Тань Цзунь, во всем послушный своему начальнику, пошел выполнять его поручение. Не успел он уйти, как начальнику уезда принесли его чек и вино, возвращенные Лу Нанем. При виде всего этого к начальнику уезда вернулось его прежнее дурное настроение.
— Какое ты имел право принимать от него обратно эти вещи? Сейчас прикажу, чтобы тебе дали двадцать палок! — не зная, на ком выместить свою злобу, обрушился он на слугу, но тут же отпустил его и дал ему денег на вино.
Действительно, «когда б друг другу не вредили, не знали б ненависти люди!».
Выполняя приказ начальника, Тань Цзунь повсюду разузнавал и расспрашивал
Как-то днем, когда начальник уезда сидел у себя дома и с тоской думал о том, что, вероятно, так и не удастся придраться к поэту, он увидел через окно, что к ямыню бежит какая-то женщина. Когда она подбежала ближе, он разглядел, что это была Цзинь — жена Ню Чэна, младшего брата его слуги Ню Вэня. Женщине было лет тридцать, и она была очень недурна собой.
— Десять тысяч лет счастья, — произнесла женщина обычное приветствие, подойдя к ямыню и увидев Тань Цзуня. — Как хорошо, что я вас застала! Господин секретарь, не скажете ли, где наш старший брат?
— Ню Вэнь у главных ворот ямыня. Для чего он тебе понадобился?
— С вашего разрешения, уважаемый секретарь, я сейчас все расскажу. Дело в том, что когда-то мой муж одолжил у Лу Цая, слуги господина Лу Наня, два лана серебром. Два года подряд мой муж выплачивал ему проценты. В этом году мой муж батрачил у господина Лу Наня, а там принято выплачивать батракам половину годового заработка в конце года. В тот день, когда Ню Чэн получал жалованье, хозяин угостил его вином, и муж был очень доволен. Не успел он выйти от хозяина, как его остановил Лу Цай, потребовавший от него возвращения долга. Ню Чэн сказал ему, что мы рассчитывали на полученное жалованье купить все, что полагается для празднования нового года, так что сейчас отдать ему деньги он не может. Лу Цай настаивал на своем. Спор перешел в драку. Мой муж *обругал Лу Цая нуцаем и был за это избит братьями Лу Цая. Муж обиделся и, сдерживая злобу, отправился домой. После хозяйского угощения он был разгорячен; когда он дрался, грудь у него была открыта, и он простудился. В ту же ночь у мужа начался жар. Сегодня уже восьмой день, как он болеет. Даже капли воды не может проглотить. Врач сказал, что болезнь очень тяжелая и что вряд ли он поправится. Теперь остается только ждать его смерти. Об этом я и пришла рассказать нашему старшему брату.

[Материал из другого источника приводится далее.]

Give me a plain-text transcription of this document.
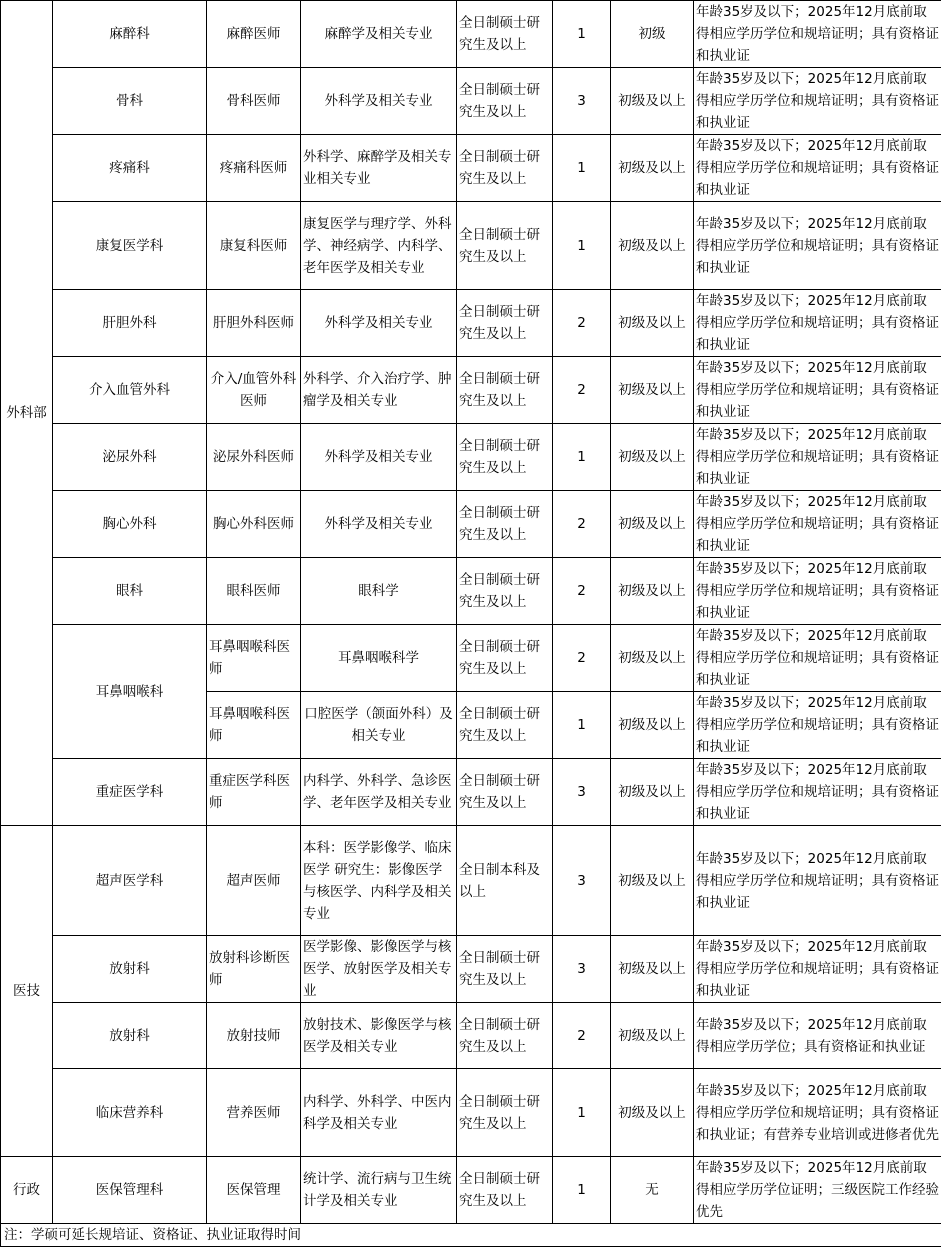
外科部	麻醉科	麻醉医师	麻醉学及相关专业	全日制硕士研究生及以上	1	初级	年龄35岁及以下；2025年12月底前取得相应学历学位和规培证明；具有资格证和执业证
	骨科	骨科医师	外科学及相关专业	全日制硕士研究生及以上	3	初级及以上	年龄35岁及以下；2025年12月底前取得相应学历学位和规培证明；具有资格证和执业证
	疼痛科	疼痛科医师	外科学、麻醉学及相关专业相关专业	全日制硕士研究生及以上	1	初级及以上	年龄35岁及以下；2025年12月底前取得相应学历学位和规培证明；具有资格证和执业证
	康复医学科	康复科医师	康复医学与理疗学、外科学、神经病学、内科学、老年医学及相关专业	全日制硕士研究生及以上	1	初级及以上	年龄35岁及以下；2025年12月底前取得相应学历学位和规培证明；具有资格证和执业证
	肝胆外科	肝胆外科医师	外科学及相关专业	全日制硕士研究生及以上	2	初级及以上	年龄35岁及以下；2025年12月底前取得相应学历学位和规培证明；具有资格证和执业证
	介入血管外科	介入/血管外科医师	外科学、介入治疗学、肿瘤学及相关专业	全日制硕士研究生及以上	2	初级及以上	年龄35岁及以下；2025年12月底前取得相应学历学位和规培证明；具有资格证和执业证
	泌尿外科	泌尿外科医师	外科学及相关专业	全日制硕士研究生及以上	1	初级及以上	年龄35岁及以下；2025年12月底前取得相应学历学位和规培证明；具有资格证和执业证
	胸心外科	胸心外科医师	外科学及相关专业	全日制硕士研究生及以上	2	初级及以上	年龄35岁及以下；2025年12月底前取得相应学历学位和规培证明；具有资格证和执业证
	眼科	眼科医师	眼科学	全日制硕士研究生及以上	2	初级及以上	年龄35岁及以下；2025年12月底前取得相应学历学位和规培证明；具有资格证和执业证
	耳鼻咽喉科	耳鼻咽喉科医师	耳鼻咽喉科学	全日制硕士研究生及以上	2	初级及以上	年龄35岁及以下；2025年12月底前取得相应学历学位和规培证明；具有资格证和执业证
		耳鼻咽喉科医师	口腔医学（颌面外科）及相关专业	全日制硕士研究生及以上	1	初级及以上	年龄35岁及以下；2025年12月底前取得相应学历学位和规培证明；具有资格证和执业证
	重症医学科	重症医学科医师	内科学、外科学、急诊医学、老年医学及相关专业	全日制硕士研究生及以上	3	初级及以上	年龄35岁及以下；2025年12月底前取得相应学历学位和规培证明；具有资格证和执业证
医技	超声医学科	超声医师	本科：医学影像学、临床医学 研究生：影像医学与核医学、内科学及相关专业	全日制本科及以上	3	初级及以上	年龄35岁及以下；2025年12月底前取得相应学历学位和规培证明；具有资格证和执业证
	放射科	放射科诊断医师	医学影像、影像医学与核医学、放射医学及相关专业	全日制硕士研究生及以上	3	初级及以上	年龄35岁及以下；2025年12月底前取得相应学历学位和规培证明；具有资格证和执业证
	放射科	放射技师	放射技术、影像医学与核医学及相关专业	全日制硕士研究生及以上	2	初级及以上	年龄35岁及以下；2025年12月底前取得相应学历学位；具有资格证和执业证
	临床营养科	营养医师	内科学、外科学、中医内科学及相关专业	全日制硕士研究生及以上	1	初级及以上	年龄35岁及以下；2025年12月底前取得相应学历学位和规培证明；具有资格证和执业证；有营养专业培训或进修者优先
行政	医保管理科	医保管理	统计学、流行病与卫生统计学及相关专业	全日制硕士研究生及以上	1	无	年龄35岁及以下；2025年12月底前取得相应学历学位证明；三级医院工作经验优先
注：学硕可延长规培证、资格证、执业证取得时间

Слушая рассказ женщины, Тань Цзунь еле сдерживал свою радость.
— Ах, вот в чем дело! — сказал он. — Если все обойдется, так ладно. А вот если муж умрет, сейчас же прибеги мне сказать. Можешь на меня положиться. Я замолвлю за тебя словечко перед начальником уезда, и мы *заставим Лу Наня пораскошелиться ! Так что проживешь в довольстве до конца своих дней.
— Если господин секретарь согласился мне помочь, что я могу желать лучшего! — радостно воскликнула женщина.

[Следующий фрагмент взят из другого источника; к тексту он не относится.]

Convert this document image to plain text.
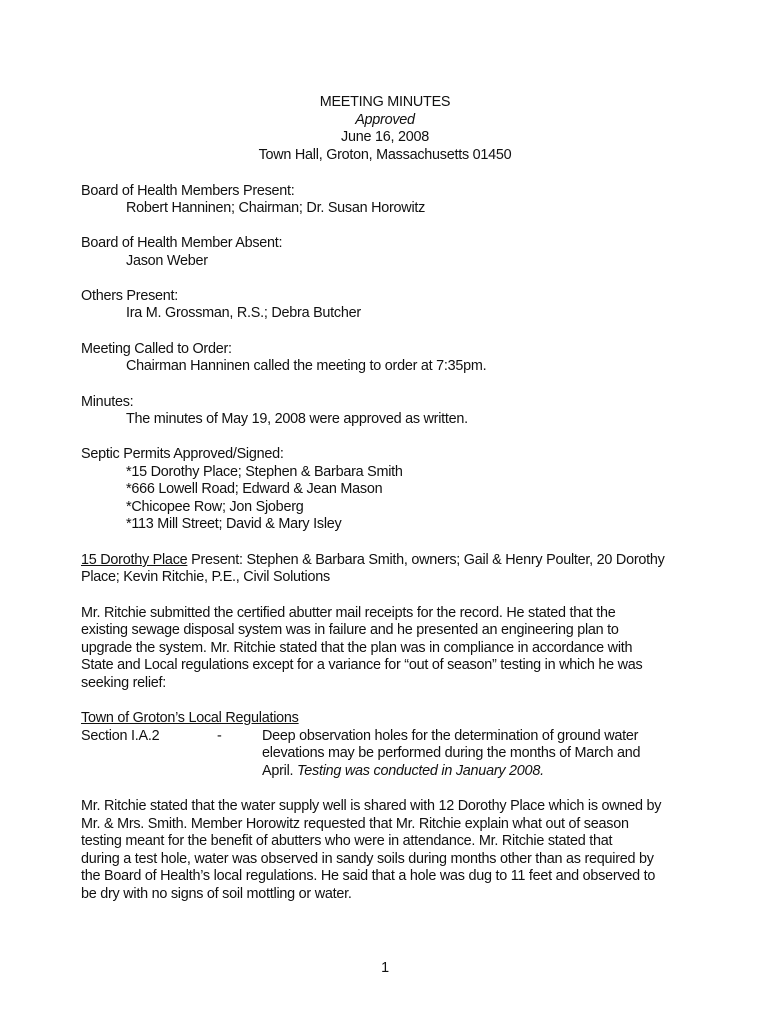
MEETING MINUTES
Approved
June 16, 2008
Town Hall, Groton, Massachusetts 01450
Board of Health Members Present:
Robert Hanninen; Chairman; Dr. Susan Horowitz
Board of Health Member Absent:
Jason Weber
Others Present:
Ira M. Grossman, R.S.; Debra Butcher
Meeting Called to Order:
Chairman Hanninen called the meeting to order at 7:35pm.
Minutes:
The minutes of May 19, 2008 were approved as written.
Septic Permits Approved/Signed:
*15 Dorothy Place; Stephen & Barbara Smith
*666 Lowell Road; Edward & Jean Mason
*Chicopee Row; Jon Sjoberg
*113 Mill Street; David & Mary Isley
15 Dorothy Place Present: Stephen & Barbara Smith, owners; Gail & Henry Poulter, 20 Dorothy
Place; Kevin Ritchie, P.E., Civil Solutions
Mr. Ritchie submitted the certified abutter mail receipts for the record. He stated that the
existing sewage disposal system was in failure and he presented an engineering plan to
upgrade the system. Mr. Ritchie stated that the plan was in compliance in accordance with
State and Local regulations except for a variance for “out of season” testing in which he was
seeking relief:
Town of Groton’s Local Regulations
Section I.A.2	-	Deep observation holes for the determination of ground water
elevations may be performed during the months of March and
April. Testing was conducted in January 2008.
Mr. Ritchie stated that the water supply well is shared with 12 Dorothy Place which is owned by
Mr. & Mrs. Smith. Member Horowitz requested that Mr. Ritchie explain what out of season
testing meant for the benefit of abutters who were in attendance. Mr. Ritchie stated that
during a test hole, water was observed in sandy soils during months other than as required by
the Board of Health’s local regulations. He said that a hole was dug to 11 feet and observed to
be dry with no signs of soil mottling or water.
1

Во время их разговора подошел Ню Вэнь. Цзинь рассказала ему все, и они вместе направились домой. Когда они выходили из ворот ямыня, Тань Цзунь прокричал им вдогонку:
— Если что-нибудь стрясется, сразу же сообщите мне!

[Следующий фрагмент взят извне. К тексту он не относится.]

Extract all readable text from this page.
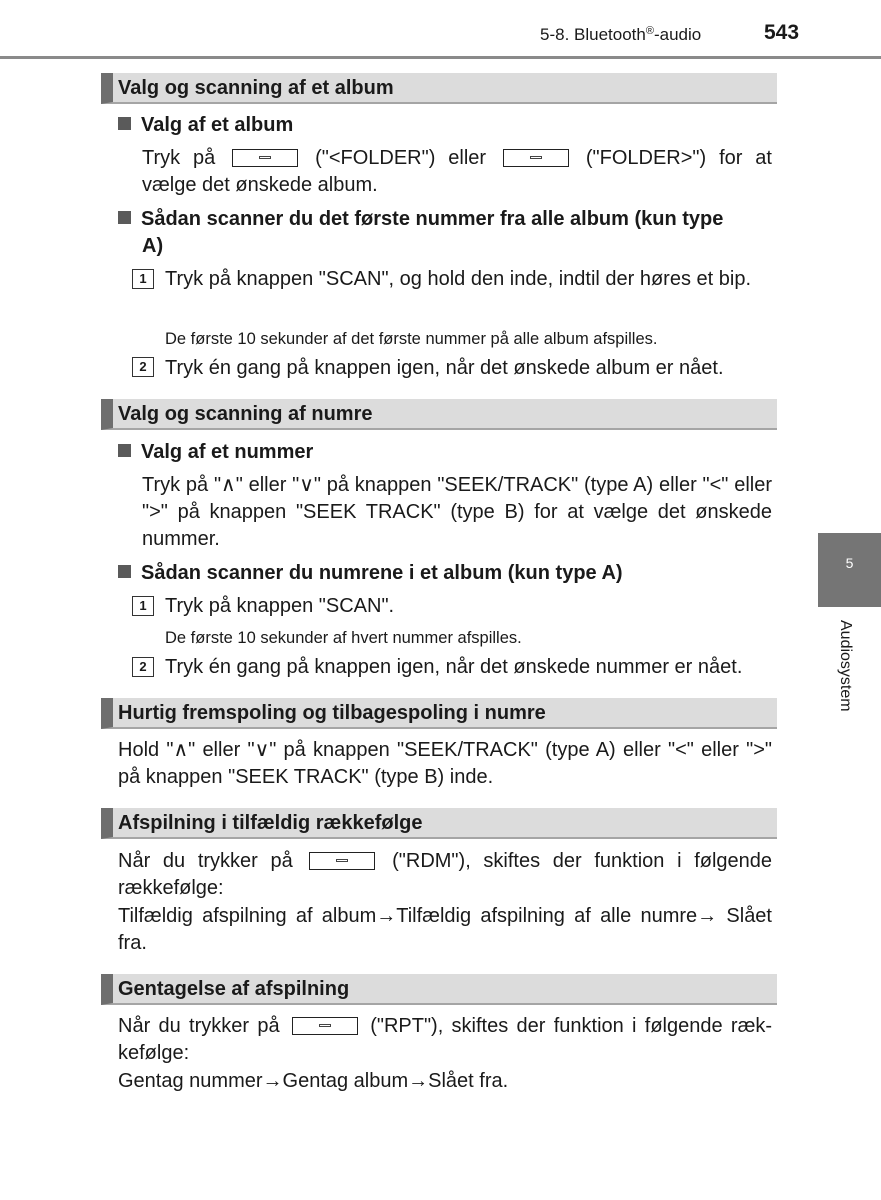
5-8. Bluetooth®-audio	543
Valg og scanning af et album
Valg af et album

Tryk på	("<FOLDER") eller	("FOLDER>") for at vælge det ønskede album.

Sådan scanner du det første nummer fra alle album (kun type
A)
1 Tryk på knappen "SCAN", og hold den inde, indtil der høres et bip.

De første 10 sekunder af det første nummer på alle album afspilles.
2 Tryk én gang på knappen igen, når det ønskede album er nået.

Valg og scanning af numre
Valg af et nummer

Tryk på "∧" eller "∨" på knappen "SEEK/TRACK" (type A) eller "<" eller ">" på knappen "SEEK TRACK" (type B) for at vælge det ønskede nummer.

Sådan scanner du numrene i et album (kun type A)
1 Tryk på knappen "SCAN".

De første 10 sekunder af hvert nummer afspilles.
2 Tryk én gang på knappen igen, når det ønskede nummer er nået.

Hurtig fremspoling og tilbagespoling i numre

Hold "∧" eller "∨" på knappen "SEEK/TRACK" (type A) eller "<" eller ">" på knappen "SEEK TRACK" (type B) inde.

Afspilning i tilfældig rækkefølge

Når du trykker på	("RDM"), skiftes der funktion i følgende rækkefølge:

Tilfældig afspilning af album→Tilfældig afspilning af alle numre→ Slået fra.

Gentagelse af afspilning

Når du trykker på	("RPT"), skiftes der funktion i følgende ræk-kefølge:

Gentag nummer→Gentag album→Slået fra.

5
Audiosystem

Не прошло и часа, как Цзинь и Ню Вэнь были дома. В комнате царила абсолютная тишина: дыхания больного не было слышно. Подойдя к кровати, они ужаснулись: больной лежал, неподвижно вытянувшись на кровати. Когда он умер, не известно. Цзинь заплакала во весь голос. Действительно:
Супруги при жизни, скажу вам по правде, Не больше, чем птицы из рощи одной: *«Великому сроку» предел наступает, И каждый своею дорогой летит.На плач вдовы со всех сторон сбежались соседи.
— Подумать только, — причитали они. — Ведь он же был здоров и силен, как тигр! Как мог он так скоро умереть! Бедный, бедный!
— Хватит плакать! — сказал Ню Вэнь вдове. — Прежде всего надо сообщить о его смерти моему хозяину, а потом уж позаботимся об остальном.